Concerned community members are once again calling for the race track to shut down for good.

Samatha Faye with Direct Action Everywhere grew up around horses and has trained some that in her words were rescued from racing.

She along with several dozen activists urged Albany city council members in a meeting Monday night to use whatever power they have to put an end to what they say is an outdated, cruel sport that leads to abuse of the horses and feeds into gambling addictions in their town.

Councilmembers were also asked by callers including one of the four activists who recently protested in the middle of the field – to publicly speak out against the race track and a lawsuit launched against them.

Other callers said they’d like to see the waterfront site serve other needs like housing.

While some council members expressed compassion and scrutiny over the deaths, they seemingly feel their hands at the local level are tied.

Albany city councilmember Rochelle Nason tells KRON4:

“Like many in our community, I view horse racing in its current form as excessively dangerous to the horses involved and am deeply troubled by the traumatic breakdowns and premature deaths suffered by so many of them. However, I believe that California law places responsibility for regulating this activity on the state rather than on the local government.  I encourage those opposed to the presence of Golden Gate Fields in Berkeley and Albany to raise their concerns with our California legislative representatives.”

Councilmember Aaron Tiedemann said: “I am very saddened to hear that there have been more horse deaths at the track and thankful that activists like Samantha are keeping this on our radar as, due to the extremely limited power Albany has to affect operations at Golden Gate Fields, it is all too easy for events like this to happen without our attention.

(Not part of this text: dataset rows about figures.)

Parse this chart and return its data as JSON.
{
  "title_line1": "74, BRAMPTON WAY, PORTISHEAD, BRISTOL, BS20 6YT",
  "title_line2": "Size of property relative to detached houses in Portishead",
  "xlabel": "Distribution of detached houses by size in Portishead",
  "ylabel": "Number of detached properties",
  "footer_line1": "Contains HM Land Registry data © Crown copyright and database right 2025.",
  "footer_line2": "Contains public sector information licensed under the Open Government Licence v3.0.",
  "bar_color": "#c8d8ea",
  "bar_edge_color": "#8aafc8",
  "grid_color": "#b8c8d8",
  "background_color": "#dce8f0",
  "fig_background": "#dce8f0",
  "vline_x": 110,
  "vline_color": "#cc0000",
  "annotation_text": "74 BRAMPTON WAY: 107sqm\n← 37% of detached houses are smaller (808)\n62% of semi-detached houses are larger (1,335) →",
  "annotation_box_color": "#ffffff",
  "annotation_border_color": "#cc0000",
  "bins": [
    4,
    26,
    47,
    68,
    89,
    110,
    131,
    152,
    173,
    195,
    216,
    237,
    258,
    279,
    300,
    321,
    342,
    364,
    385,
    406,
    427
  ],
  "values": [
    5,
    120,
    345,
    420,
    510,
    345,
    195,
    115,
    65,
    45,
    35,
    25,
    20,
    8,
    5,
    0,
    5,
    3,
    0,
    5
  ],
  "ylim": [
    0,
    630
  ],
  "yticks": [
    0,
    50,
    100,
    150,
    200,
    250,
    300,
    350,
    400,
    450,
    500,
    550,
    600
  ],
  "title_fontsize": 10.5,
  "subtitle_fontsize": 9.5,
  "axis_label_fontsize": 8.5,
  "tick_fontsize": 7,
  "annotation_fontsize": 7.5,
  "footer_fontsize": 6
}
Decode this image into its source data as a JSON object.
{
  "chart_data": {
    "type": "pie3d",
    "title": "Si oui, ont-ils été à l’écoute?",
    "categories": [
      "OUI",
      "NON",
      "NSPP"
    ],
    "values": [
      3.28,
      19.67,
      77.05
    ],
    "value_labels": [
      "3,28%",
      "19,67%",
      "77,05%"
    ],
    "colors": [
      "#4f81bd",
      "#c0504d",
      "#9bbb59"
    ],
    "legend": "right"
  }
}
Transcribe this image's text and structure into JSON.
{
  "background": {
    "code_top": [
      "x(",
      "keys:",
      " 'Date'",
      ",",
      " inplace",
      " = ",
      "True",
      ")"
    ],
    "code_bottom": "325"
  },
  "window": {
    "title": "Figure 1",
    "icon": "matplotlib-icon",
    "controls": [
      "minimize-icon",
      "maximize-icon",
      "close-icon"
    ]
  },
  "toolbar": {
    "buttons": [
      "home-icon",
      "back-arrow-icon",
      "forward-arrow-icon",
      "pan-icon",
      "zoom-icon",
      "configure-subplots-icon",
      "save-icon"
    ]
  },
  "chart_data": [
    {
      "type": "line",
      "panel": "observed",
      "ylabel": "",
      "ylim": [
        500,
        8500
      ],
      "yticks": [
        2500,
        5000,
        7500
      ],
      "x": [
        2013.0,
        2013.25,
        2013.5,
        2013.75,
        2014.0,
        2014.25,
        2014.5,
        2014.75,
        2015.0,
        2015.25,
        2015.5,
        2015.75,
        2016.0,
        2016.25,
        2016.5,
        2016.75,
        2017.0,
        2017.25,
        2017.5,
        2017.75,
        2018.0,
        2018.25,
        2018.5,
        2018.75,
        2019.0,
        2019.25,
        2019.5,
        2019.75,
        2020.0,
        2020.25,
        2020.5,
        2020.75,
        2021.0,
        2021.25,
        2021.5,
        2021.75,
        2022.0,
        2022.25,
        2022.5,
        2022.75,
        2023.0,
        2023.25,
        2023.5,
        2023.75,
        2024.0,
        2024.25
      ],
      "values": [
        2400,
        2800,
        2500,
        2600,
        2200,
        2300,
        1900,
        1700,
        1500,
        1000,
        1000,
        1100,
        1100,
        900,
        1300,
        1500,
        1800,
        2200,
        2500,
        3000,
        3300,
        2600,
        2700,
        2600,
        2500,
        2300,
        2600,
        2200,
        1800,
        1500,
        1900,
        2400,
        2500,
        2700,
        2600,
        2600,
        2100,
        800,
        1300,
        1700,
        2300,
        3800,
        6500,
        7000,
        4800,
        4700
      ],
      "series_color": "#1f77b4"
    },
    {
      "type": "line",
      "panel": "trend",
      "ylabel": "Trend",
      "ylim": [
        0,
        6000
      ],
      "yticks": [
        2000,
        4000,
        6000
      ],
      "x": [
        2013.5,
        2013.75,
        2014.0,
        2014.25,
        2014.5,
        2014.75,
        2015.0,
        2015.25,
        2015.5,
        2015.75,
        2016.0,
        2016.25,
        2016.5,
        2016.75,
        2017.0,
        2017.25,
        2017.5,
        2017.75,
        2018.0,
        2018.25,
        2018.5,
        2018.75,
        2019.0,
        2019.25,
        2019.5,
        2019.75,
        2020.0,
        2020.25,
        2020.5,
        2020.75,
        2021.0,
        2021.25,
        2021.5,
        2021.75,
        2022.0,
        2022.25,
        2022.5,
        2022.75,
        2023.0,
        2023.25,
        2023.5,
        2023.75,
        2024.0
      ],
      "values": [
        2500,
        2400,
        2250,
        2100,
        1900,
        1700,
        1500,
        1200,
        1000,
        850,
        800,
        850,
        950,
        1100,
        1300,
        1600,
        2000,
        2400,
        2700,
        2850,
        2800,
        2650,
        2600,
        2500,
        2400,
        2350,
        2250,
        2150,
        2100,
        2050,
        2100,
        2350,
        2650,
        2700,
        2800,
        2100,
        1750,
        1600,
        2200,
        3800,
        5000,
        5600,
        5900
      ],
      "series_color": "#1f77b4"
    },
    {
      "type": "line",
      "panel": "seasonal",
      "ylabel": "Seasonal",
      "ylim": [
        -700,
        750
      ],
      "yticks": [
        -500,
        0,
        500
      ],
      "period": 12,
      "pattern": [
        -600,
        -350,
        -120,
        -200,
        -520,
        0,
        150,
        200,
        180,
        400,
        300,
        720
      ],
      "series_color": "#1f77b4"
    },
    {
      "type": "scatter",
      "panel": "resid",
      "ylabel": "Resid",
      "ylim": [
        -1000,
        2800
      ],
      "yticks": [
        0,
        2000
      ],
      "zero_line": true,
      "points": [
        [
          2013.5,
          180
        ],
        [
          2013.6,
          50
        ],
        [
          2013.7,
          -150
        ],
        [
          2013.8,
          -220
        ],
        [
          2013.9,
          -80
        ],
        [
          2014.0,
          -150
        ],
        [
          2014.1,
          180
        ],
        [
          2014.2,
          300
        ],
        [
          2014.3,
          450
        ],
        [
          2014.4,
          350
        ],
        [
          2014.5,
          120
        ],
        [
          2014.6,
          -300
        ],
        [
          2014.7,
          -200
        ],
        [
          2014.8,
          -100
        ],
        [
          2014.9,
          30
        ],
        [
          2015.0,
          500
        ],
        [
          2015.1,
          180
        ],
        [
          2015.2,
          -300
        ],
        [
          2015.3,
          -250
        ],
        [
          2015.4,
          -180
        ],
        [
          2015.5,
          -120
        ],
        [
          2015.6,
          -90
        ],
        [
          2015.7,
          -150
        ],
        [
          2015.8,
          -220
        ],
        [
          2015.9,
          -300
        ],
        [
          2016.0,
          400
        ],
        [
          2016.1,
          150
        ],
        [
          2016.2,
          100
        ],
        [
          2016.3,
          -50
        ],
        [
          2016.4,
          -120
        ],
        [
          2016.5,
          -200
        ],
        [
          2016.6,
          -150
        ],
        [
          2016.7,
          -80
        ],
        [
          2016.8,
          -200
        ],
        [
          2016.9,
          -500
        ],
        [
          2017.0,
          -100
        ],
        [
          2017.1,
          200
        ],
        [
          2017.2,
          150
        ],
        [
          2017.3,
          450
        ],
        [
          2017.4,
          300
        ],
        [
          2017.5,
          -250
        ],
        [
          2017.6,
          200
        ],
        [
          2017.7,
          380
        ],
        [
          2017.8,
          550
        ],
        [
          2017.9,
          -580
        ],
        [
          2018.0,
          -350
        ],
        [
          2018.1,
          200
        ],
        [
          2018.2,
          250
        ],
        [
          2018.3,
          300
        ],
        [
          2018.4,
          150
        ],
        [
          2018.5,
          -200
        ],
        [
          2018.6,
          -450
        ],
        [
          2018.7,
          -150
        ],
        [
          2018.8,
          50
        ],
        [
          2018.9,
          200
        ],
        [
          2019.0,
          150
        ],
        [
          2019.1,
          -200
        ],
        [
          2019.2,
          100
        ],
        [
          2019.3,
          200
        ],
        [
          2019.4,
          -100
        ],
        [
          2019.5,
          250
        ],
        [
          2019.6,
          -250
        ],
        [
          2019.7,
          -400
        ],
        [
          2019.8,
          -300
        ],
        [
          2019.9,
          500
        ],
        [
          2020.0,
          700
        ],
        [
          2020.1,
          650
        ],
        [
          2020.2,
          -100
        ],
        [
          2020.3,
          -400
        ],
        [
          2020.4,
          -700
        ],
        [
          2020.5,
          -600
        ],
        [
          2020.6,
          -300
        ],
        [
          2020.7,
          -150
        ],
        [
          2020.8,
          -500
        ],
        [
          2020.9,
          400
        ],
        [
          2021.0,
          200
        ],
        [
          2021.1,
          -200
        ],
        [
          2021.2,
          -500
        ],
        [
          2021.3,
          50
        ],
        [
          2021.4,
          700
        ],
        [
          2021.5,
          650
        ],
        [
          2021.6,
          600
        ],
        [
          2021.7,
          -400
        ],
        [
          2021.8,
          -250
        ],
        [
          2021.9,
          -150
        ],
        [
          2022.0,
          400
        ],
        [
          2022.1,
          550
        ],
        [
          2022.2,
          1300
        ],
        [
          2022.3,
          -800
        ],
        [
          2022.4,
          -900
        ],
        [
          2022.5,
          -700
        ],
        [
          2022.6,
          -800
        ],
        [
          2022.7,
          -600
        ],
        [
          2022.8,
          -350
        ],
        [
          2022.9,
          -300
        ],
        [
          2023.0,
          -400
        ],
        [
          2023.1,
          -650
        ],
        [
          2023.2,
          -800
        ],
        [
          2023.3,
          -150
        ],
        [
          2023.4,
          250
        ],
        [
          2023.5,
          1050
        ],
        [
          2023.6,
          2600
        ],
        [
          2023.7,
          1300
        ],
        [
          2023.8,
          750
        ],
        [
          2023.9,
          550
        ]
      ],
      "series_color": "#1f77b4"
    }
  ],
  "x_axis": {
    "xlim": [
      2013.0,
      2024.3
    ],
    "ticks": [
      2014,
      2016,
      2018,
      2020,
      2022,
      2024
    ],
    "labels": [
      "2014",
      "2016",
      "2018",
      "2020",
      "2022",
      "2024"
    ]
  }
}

I am hopeful that we will see action from the State on Golden Gate Fields soon, as I think our community is ready to see our shoreline used for something more constructive than horse racing.”

Representatives of Golden Gate Fields did not get back to us.

In the meantime, activists point to dog racing and cockfighting as being outlawed across the country and they are now waiting for the same to happen with horse racing telling the council Albany can lead the way for the rest of the state and the nation.